Sometimes it just pays to take the gloom-and-doom financial news with a grain of salt.  Otherwise, you could just psych yourself into a negative mindset and then it will become a self-fulfilling prophecy.

Instead, concentrate on your business — work it to make it as successful as possible.  Make sure you have sufficient cash to weather any temporary conditions.  Credit is still readily available:

– If you use credit cards to pay business expenses, you will still have those available.

– If you factor large receivables in order to speed up your intake of cash, you’re going to find factoring is available too.  

– If you use a line of credit, you’ll find that available as well.

Is the Economy Booming for YOU?

Thursday, November 8th, 2007

Economic outlookA New York Times article published today suggests that small businesses like yours and mine may not be feeling the effects of current economic troubles, such as the subprime mess. 

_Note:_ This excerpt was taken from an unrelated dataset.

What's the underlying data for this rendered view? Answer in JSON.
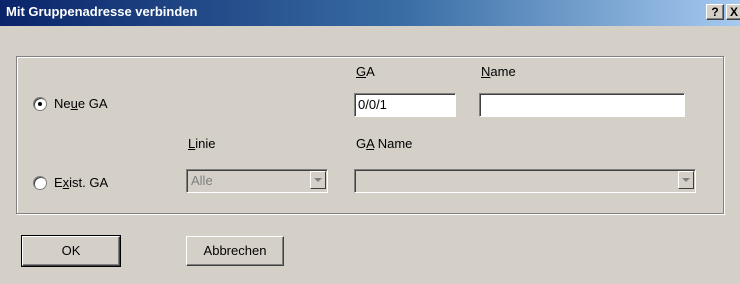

In “What Economic Slowdown? Small Businesses Grow Stronger” the article notes that most business owners don’t think things are so bad:

“I travel a lot and speak to a lot of small business groups,” said Joel Prakken, chairman of Macroeconomic Advisers. “What I hear is much more upbeat than what you read in the financial press. Small business owners know about the worries hanging over Wall Street. But they are doing well. Interest rates are low, the stock market is high. They can raise money. The global economy is very strong. They can expand their global reach, and they are doing it.”

My sense is that most business owners are upbeat. And all the studies and statistics suggest so.

However, you can’t deny that the collective confidence among small business owners has been slipping all year long — not precipitously, but slowly and bit by bit. For instance, the NFIB’s Optimism Index is below its historical lows and has been all year during 2007. However, the commentary to the most recent economic report by the NFIB suggests things are positive, although growth can best be described as “weak.”

So, while the economy is not nearly as gloom and doom as the cable new shows would have us believe, right now its temperature is closer to lukewarm, than sizzling.